Replace the air filter every two seasons. Replace the spark plug every three seasons. Change the engine oil every 25 hours of running (most domestic users hit this once a year). Total annual maintenance cost: under £20.
FAQs
Why does my SP46 only run with the choke on?
The carb idle jet is blocked, or the choke butterfly isn't closing properly when off. Almost always a varnish issue — clean the carb following step 2 above.
My SP46 starts but cuts out after 30 seconds — what's wrong?
Fuel starvation. Either the fuel cap vent is blocked (try running with the cap loose), or the fuel filter inside the tank is gummed up. Replace the cap or clean the filter.
How long should a Mountfield SP46 last?
8–12 years residential. The Stiga ST120 engine is reliable but not Honda-level. Plastic deck parts and drive cable wear out before the engine does.

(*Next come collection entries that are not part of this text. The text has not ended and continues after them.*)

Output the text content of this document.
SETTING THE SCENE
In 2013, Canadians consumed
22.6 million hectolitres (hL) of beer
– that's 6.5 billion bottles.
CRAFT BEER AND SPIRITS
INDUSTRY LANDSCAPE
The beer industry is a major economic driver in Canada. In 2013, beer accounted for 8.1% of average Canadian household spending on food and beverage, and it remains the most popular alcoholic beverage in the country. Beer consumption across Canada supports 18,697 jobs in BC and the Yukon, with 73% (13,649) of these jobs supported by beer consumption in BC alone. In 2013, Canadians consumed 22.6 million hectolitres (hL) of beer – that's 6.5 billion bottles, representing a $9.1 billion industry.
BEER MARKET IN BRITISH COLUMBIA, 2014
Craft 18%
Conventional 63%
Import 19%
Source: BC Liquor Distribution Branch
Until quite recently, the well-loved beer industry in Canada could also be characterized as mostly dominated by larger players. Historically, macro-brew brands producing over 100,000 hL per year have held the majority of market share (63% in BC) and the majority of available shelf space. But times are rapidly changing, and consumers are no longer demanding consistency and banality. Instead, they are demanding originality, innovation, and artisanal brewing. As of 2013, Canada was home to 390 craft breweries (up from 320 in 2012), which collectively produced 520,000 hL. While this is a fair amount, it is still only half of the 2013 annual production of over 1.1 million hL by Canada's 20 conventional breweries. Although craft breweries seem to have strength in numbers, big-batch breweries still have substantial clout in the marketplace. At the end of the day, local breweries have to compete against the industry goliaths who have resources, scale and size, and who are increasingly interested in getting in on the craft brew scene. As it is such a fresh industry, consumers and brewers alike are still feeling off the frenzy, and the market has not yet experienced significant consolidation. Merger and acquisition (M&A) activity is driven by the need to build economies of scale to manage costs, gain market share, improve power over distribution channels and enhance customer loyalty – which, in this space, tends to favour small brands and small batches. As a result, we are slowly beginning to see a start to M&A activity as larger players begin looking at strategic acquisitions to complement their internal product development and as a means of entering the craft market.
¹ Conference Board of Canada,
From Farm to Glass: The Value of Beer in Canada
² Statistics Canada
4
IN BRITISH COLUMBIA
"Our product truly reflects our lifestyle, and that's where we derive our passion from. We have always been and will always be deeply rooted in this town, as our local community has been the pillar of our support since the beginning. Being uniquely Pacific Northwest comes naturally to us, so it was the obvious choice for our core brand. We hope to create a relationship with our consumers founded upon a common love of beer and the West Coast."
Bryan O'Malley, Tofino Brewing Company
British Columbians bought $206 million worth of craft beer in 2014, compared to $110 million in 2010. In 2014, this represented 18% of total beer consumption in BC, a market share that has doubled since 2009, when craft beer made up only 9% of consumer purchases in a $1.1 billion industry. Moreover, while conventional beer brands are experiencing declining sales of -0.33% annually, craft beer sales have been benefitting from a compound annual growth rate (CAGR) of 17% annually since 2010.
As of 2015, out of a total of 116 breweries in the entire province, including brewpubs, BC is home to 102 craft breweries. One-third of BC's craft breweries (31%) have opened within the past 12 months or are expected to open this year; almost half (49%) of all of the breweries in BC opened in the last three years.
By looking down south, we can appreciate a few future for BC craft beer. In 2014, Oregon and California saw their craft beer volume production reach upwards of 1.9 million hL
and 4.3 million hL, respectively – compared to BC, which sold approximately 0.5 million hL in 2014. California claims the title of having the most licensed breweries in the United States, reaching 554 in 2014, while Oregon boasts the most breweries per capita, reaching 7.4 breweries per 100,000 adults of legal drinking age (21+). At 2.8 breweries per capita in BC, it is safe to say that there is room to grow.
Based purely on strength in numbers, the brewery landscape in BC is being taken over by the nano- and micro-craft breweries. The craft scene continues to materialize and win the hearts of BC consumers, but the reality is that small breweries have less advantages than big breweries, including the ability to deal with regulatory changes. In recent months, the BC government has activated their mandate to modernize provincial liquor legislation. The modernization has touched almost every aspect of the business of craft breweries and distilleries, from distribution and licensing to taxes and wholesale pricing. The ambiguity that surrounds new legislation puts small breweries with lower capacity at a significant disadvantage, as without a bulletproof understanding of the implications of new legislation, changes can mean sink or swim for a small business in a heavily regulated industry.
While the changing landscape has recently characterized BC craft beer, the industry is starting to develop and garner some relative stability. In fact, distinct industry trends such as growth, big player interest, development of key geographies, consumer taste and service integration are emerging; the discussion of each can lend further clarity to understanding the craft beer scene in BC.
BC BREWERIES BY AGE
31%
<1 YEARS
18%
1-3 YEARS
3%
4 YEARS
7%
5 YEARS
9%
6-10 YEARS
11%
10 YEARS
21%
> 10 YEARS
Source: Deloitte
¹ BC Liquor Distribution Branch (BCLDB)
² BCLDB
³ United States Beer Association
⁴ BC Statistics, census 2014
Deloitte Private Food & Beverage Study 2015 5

Is it worth fixing a 10-year-old SP46?
If the engine runs cleanly, yes. The deck and drive parts are £30 at most. If the engine itself is knocking or burning oil, replace the mower — £140 for a clean used one is cheaper than an engine rebuild.
Where do I buy parts?
Mountfield dealers stock everything (the Stiga ST120 is fitted to many models, so demand is high). Online: GardenLines, Mowers Online, GardenMachineryDirect. Generic NGK plugs and air filters from any motor factor or Halfords.